We got a bit addicted to these hot yoga classes, my daughter and I. Especially the one that mixed in weights. As soon as we started up with bicep curls and one leg rows the personal trainer in me was sold. With my 15-year-old next to me doing Warrior 2, our sweat dripping into one puddle below, it began to dawn on me: This. Was. Awesome.
The only person under more stress than a working mom is a teenage girl. That’s why I was thrilled beyond measure when my younger daughter told me the yoga classes were providing her a much-needed sense of peace. It’s the only time I feel free from my thoughts, she said. We convinced her older sister to give a class a try. Soon both girls were going to classes together, coming home soaked in sweat and echoing all the same sentiments I had felt 30 years prior when I had first found yoga.
Yesterday my younger daughter was on a driving lesson and my older daughter had plans to go to a yoga class at 8 pm with a friend (my bedtime!) I was done with work and trying to figure out if I should go on a run around the neighborhood or workout in my studio. My older daughter said- Go to yoga, there’s a 5:30 class!
By myself? I said.
There was a moment in that class when I experienced a feeling I could hardly fathom. My kids were no longer kids. They were at the crossroads of young adulthood and I …I was once again in a yoga class alone. The class came toward the end, the music simmered down and I lay resting in child’s pose. I realized then how dearly I needed this space, the time to just be. It felt in some way I hadn’t experienced that sense of rest… maybe ever. Everything, every cell of me, had gone into the raising of myself and then the raising of my girls. I would always be a parent, and they would always need their mom, but even so… a shift was occurring. With my older daughter about to graduate high school…my little girls are big girls.

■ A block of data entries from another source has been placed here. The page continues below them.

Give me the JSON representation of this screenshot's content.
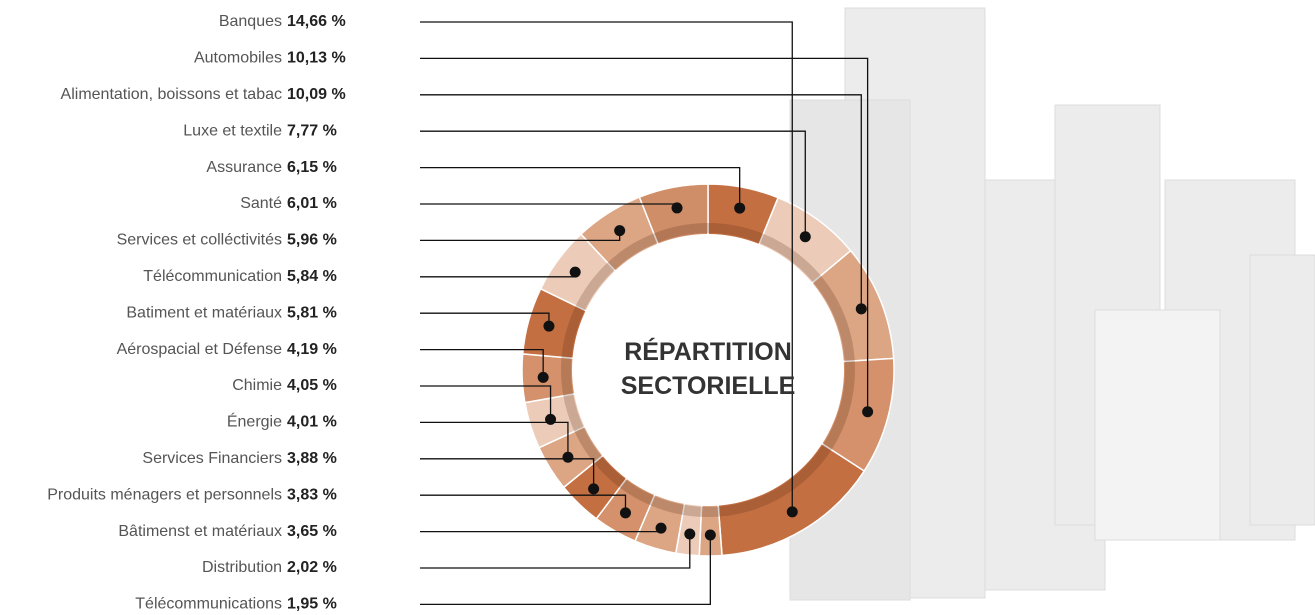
{
  "chart_data": {
    "type": "donut",
    "title": "RÉPARTITION SECTORIELLE",
    "categories": [
      "Banques",
      "Automobiles",
      "Alimentation, boissons et tabac",
      "Luxe et textile",
      "Assurance",
      "Santé",
      "Services et colléctivités",
      "Télécommunication",
      "Batiment et matériaux",
      "Aérospacial et Défense",
      "Chimie",
      "Énergie",
      "Services Financiers",
      "Produits ménagers et personnels",
      "Bâtimenst et matériaux",
      "Distribution",
      "Télécommunications"
    ],
    "values": [
      14.66,
      10.13,
      10.09,
      7.77,
      6.15,
      6.01,
      5.96,
      5.84,
      5.81,
      4.19,
      4.05,
      4.01,
      3.88,
      3.83,
      3.65,
      2.02,
      1.95
    ],
    "value_labels": [
      "14,66 %",
      "10,13 %",
      "10,09 %",
      "7,77 %",
      "6,15 %",
      "6,01 %",
      "5,96 %",
      "5,84 %",
      "5,81 %",
      "4,19 %",
      "4,05 %",
      "4,01 %",
      "3,88 %",
      "3,83 %",
      "3,65 %",
      "2,02 %",
      "1,95 %"
    ],
    "colors": [
      "#c46f42",
      "#d4916b",
      "#dca584",
      "#ecccb8",
      "#c46f42",
      "#d08e68",
      "#dca584",
      "#ecccb8",
      "#c46f42",
      "#d4916b",
      "#ecccb8",
      "#dca584",
      "#c46f42",
      "#d4916b",
      "#dca584",
      "#ecccb8",
      "#dca584"
    ]
  }
}
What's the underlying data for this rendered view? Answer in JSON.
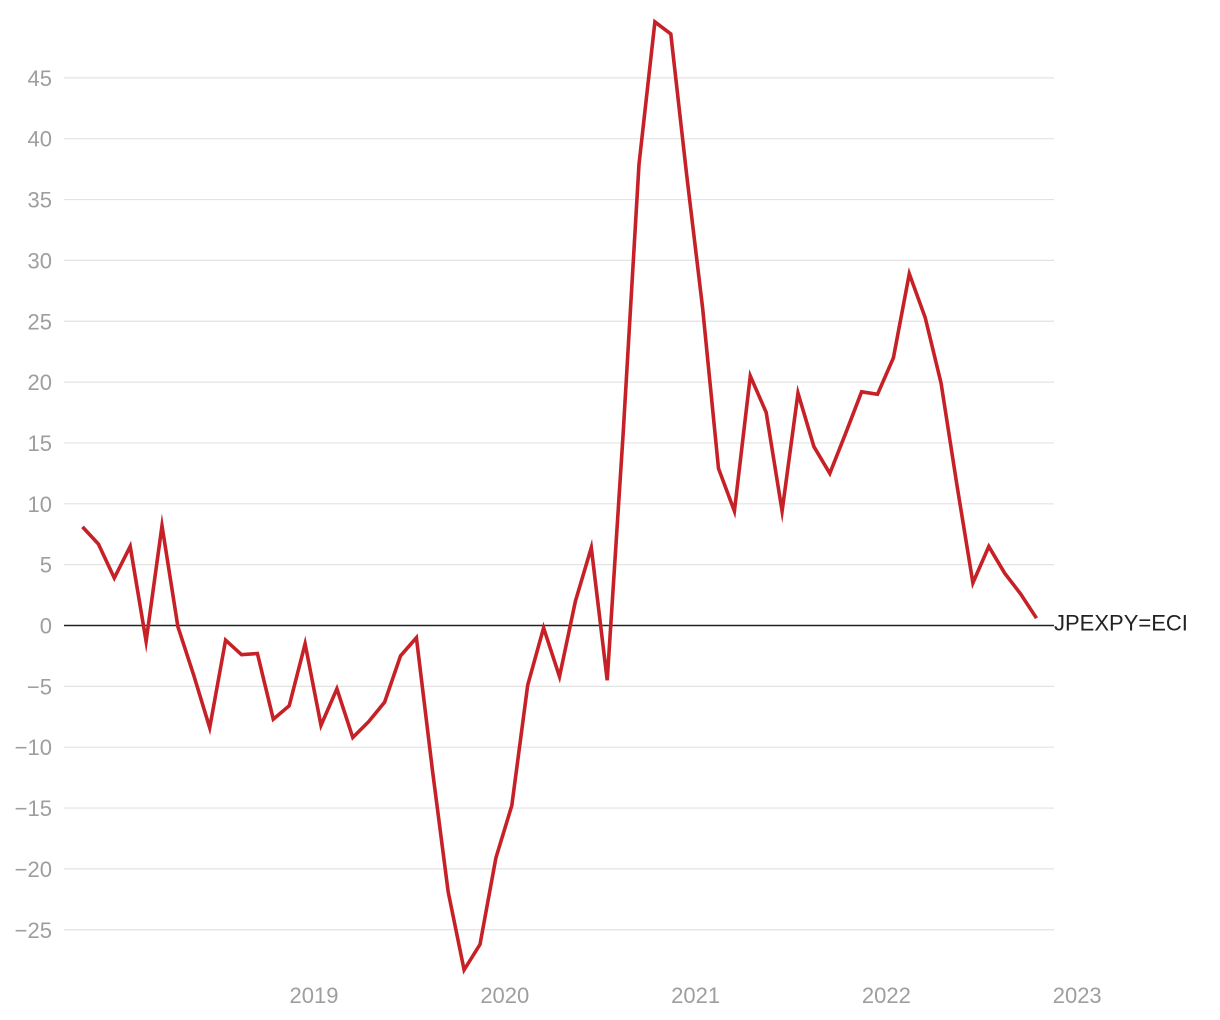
{
  "chart_data": {
    "type": "line",
    "title": "",
    "xlabel": "",
    "ylabel": "",
    "xlim": [
      "2018-04",
      "2023-05"
    ],
    "ylim": [
      -28,
      50
    ],
    "grid": true,
    "zero_line": true,
    "x_ticks": [
      "2019",
      "2020",
      "2021",
      "2022",
      "2023"
    ],
    "y_ticks": [
      45,
      40,
      35,
      30,
      25,
      20,
      15,
      10,
      5,
      0,
      -5,
      -10,
      -15,
      -20,
      -25
    ],
    "y_tick_labels": [
      "45",
      "40",
      "35",
      "30",
      "25",
      "20",
      "15",
      "10",
      "5",
      "0",
      "−5",
      "−10",
      "−15",
      "−20",
      "−25"
    ],
    "series": [
      {
        "name": "JPEXPY=ECI",
        "color": "#c62127",
        "points": [
          [
            "2018-04",
            8.1
          ],
          [
            "2018-05",
            6.7
          ],
          [
            "2018-06",
            3.9
          ],
          [
            "2018-07",
            6.5
          ],
          [
            "2018-08",
            -1.3
          ],
          [
            "2018-09",
            8.2
          ],
          [
            "2018-10",
            -0.1
          ],
          [
            "2018-11",
            -4.1
          ],
          [
            "2018-12",
            -8.4
          ],
          [
            "2019-01",
            -1.2
          ],
          [
            "2019-02",
            -2.4
          ],
          [
            "2019-03",
            -2.3
          ],
          [
            "2019-04",
            -7.7
          ],
          [
            "2019-05",
            -6.6
          ],
          [
            "2019-06",
            -1.5
          ],
          [
            "2019-07",
            -8.2
          ],
          [
            "2019-08",
            -5.2
          ],
          [
            "2019-09",
            -9.2
          ],
          [
            "2019-10",
            -7.9
          ],
          [
            "2019-11",
            -6.3
          ],
          [
            "2019-12",
            -2.5
          ],
          [
            "2020-01",
            -1.0
          ],
          [
            "2020-02",
            -11.8
          ],
          [
            "2020-03",
            -21.9
          ],
          [
            "2020-04",
            -28.3
          ],
          [
            "2020-05",
            -26.2
          ],
          [
            "2020-06",
            -19.1
          ],
          [
            "2020-07",
            -14.8
          ],
          [
            "2020-08",
            -4.9
          ],
          [
            "2020-09",
            -0.2
          ],
          [
            "2020-10",
            -4.2
          ],
          [
            "2020-11",
            2.0
          ],
          [
            "2020-12",
            6.4
          ],
          [
            "2021-01",
            -4.5
          ],
          [
            "2021-02",
            15.7
          ],
          [
            "2021-03",
            37.9
          ],
          [
            "2021-04",
            49.6
          ],
          [
            "2021-05",
            48.6
          ],
          [
            "2021-06",
            37.0
          ],
          [
            "2021-07",
            26.1
          ],
          [
            "2021-08",
            12.9
          ],
          [
            "2021-09",
            9.4
          ],
          [
            "2021-10",
            20.5
          ],
          [
            "2021-11",
            17.5
          ],
          [
            "2021-12",
            9.4
          ],
          [
            "2022-01",
            19.1
          ],
          [
            "2022-02",
            14.7
          ],
          [
            "2022-03",
            12.5
          ],
          [
            "2022-04",
            15.8
          ],
          [
            "2022-05",
            19.2
          ],
          [
            "2022-06",
            19.0
          ],
          [
            "2022-07",
            22.0
          ],
          [
            "2022-08",
            28.9
          ],
          [
            "2022-09",
            25.3
          ],
          [
            "2022-10",
            19.9
          ],
          [
            "2022-11",
            11.5
          ],
          [
            "2022-12",
            3.5
          ],
          [
            "2023-01",
            6.5
          ],
          [
            "2023-02",
            4.3
          ],
          [
            "2023-03",
            2.6
          ],
          [
            "2023-04",
            0.6
          ]
        ]
      }
    ]
  }
}
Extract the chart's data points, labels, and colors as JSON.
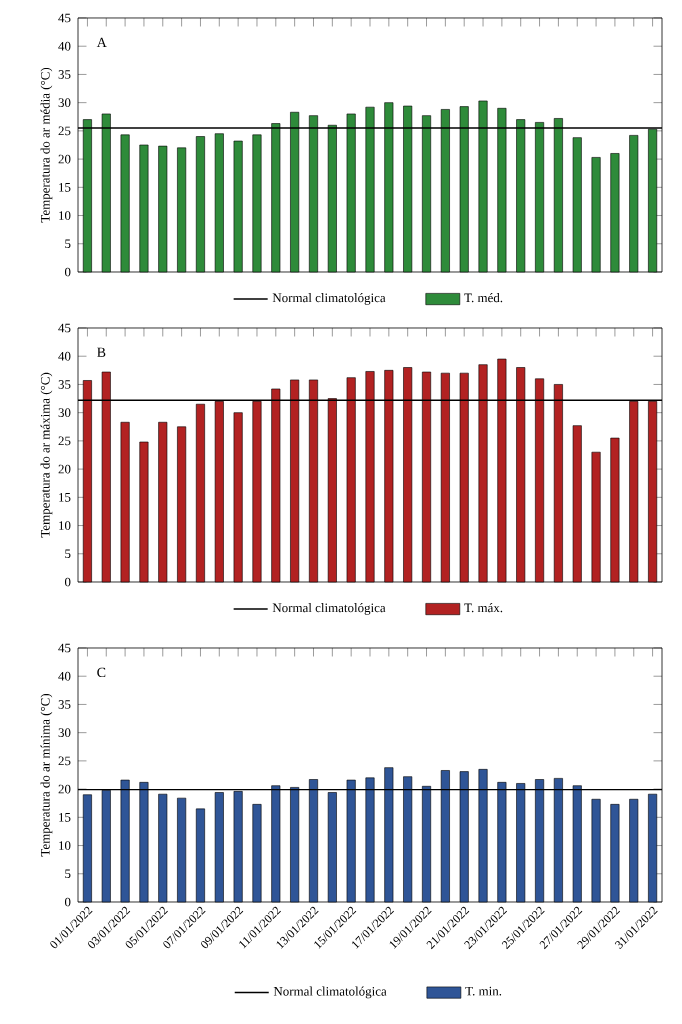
{
  "chart_data": [
    {
      "type": "bar",
      "annotations": [
        "A"
      ],
      "ylabel": "Temperatura do ar média (°C)",
      "categories": [
        null,
        null,
        null,
        null,
        null,
        null,
        null,
        null,
        null,
        null,
        null,
        null,
        null,
        null,
        null,
        null,
        null,
        null,
        null,
        null,
        null,
        null,
        null,
        null,
        null,
        null,
        null,
        null,
        null,
        null,
        null
      ],
      "series": [
        {
          "name": "T. méd.",
          "color": "#2e8b3a",
          "values": [
            27,
            28,
            24.3,
            22.5,
            22.3,
            22,
            24,
            24.5,
            23.2,
            24.3,
            26.3,
            28.3,
            27.7,
            26,
            28,
            29.2,
            30,
            29.4,
            27.7,
            28.8,
            29.3,
            30.3,
            29,
            27,
            26.5,
            27.2,
            23.8,
            20.3,
            21,
            24.2,
            25.3
          ]
        }
      ],
      "ylim": [
        0,
        45
      ],
      "yticks": [
        0,
        5,
        10,
        15,
        20,
        25,
        30,
        35,
        40,
        45
      ],
      "ref_lines": [
        {
          "axis": "y",
          "value": 25.5,
          "label": "Normal climatológica",
          "color": "#000000"
        }
      ],
      "legend": "bottom"
    },
    {
      "type": "bar",
      "annotations": [
        "B"
      ],
      "ylabel": "Temperatura do ar máxima (°C)",
      "categories": [
        null,
        null,
        null,
        null,
        null,
        null,
        null,
        null,
        null,
        null,
        null,
        null,
        null,
        null,
        null,
        null,
        null,
        null,
        null,
        null,
        null,
        null,
        null,
        null,
        null,
        null,
        null,
        null,
        null,
        null,
        null
      ],
      "series": [
        {
          "name": "T. máx.",
          "color": "#b22222",
          "values": [
            35.7,
            37.2,
            28.3,
            24.8,
            28.3,
            27.5,
            31.5,
            32,
            30,
            32,
            34.2,
            35.8,
            35.8,
            32.5,
            36.2,
            37.3,
            37.5,
            38,
            37.2,
            37,
            37,
            38.5,
            39.5,
            38,
            36,
            35,
            27.7,
            23,
            25.5,
            32,
            32
          ]
        }
      ],
      "ylim": [
        0,
        45
      ],
      "yticks": [
        0,
        5,
        10,
        15,
        20,
        25,
        30,
        35,
        40,
        45
      ],
      "ref_lines": [
        {
          "axis": "y",
          "value": 32.2,
          "label": "Normal climatológica",
          "color": "#000000"
        }
      ],
      "legend": "bottom"
    },
    {
      "type": "bar",
      "annotations": [
        "C"
      ],
      "ylabel": "Temperatura do ar mínima (°C)",
      "categories": [
        "01/01/2022",
        null,
        "03/01/2022",
        null,
        "05/01/2022",
        null,
        "07/01/2022",
        null,
        "09/01/2022",
        null,
        "11/01/2022",
        null,
        "13/01/2022",
        null,
        "15/01/2022",
        null,
        "17/01/2022",
        null,
        "19/01/2022",
        null,
        "21/01/2022",
        null,
        "23/01/2022",
        null,
        "25/01/2022",
        null,
        "27/01/2022",
        null,
        "29/01/2022",
        null,
        "31/01/2022"
      ],
      "series": [
        {
          "name": "T. min.",
          "color": "#2f5597",
          "values": [
            19,
            19.8,
            21.6,
            21.2,
            19.1,
            18.4,
            16.5,
            19.4,
            19.6,
            17.3,
            20.6,
            20.3,
            21.7,
            19.4,
            21.6,
            22,
            23.8,
            22.2,
            20.5,
            23.3,
            23.1,
            23.5,
            21.2,
            21,
            21.7,
            21.9,
            20.6,
            18.2,
            17.3,
            18.2,
            19.1
          ]
        }
      ],
      "ylim": [
        0,
        45
      ],
      "yticks": [
        0,
        5,
        10,
        15,
        20,
        25,
        30,
        35,
        40,
        45
      ],
      "ref_lines": [
        {
          "axis": "y",
          "value": 19.9,
          "label": "Normal climatológica",
          "color": "#000000"
        }
      ],
      "legend": "bottom"
    }
  ]
}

I wondered if it would soon get lonely being in a yoga class on the occasions my kids were out doing their own lives. Either way, I knew there was space for whatever feelings surfaced. That’s how I had been taught to experience yoga: as a boundless vessel that holds all that you are and reveals your connection to the truth. In these modernized classes, that concept seemed a bit buried under the loud music. The teachers didn’t quite allude to such truths as they had back when I was a new and eager student. Still, the 5000-year-old wisdom of yoga shone through. My kids experience was proof of that.
As I rested in sivasana at the end of class, I thought about how far I had come to get here. Right here. Back in class with yoga administering aid. I wiped the sweat off my face, and the tears.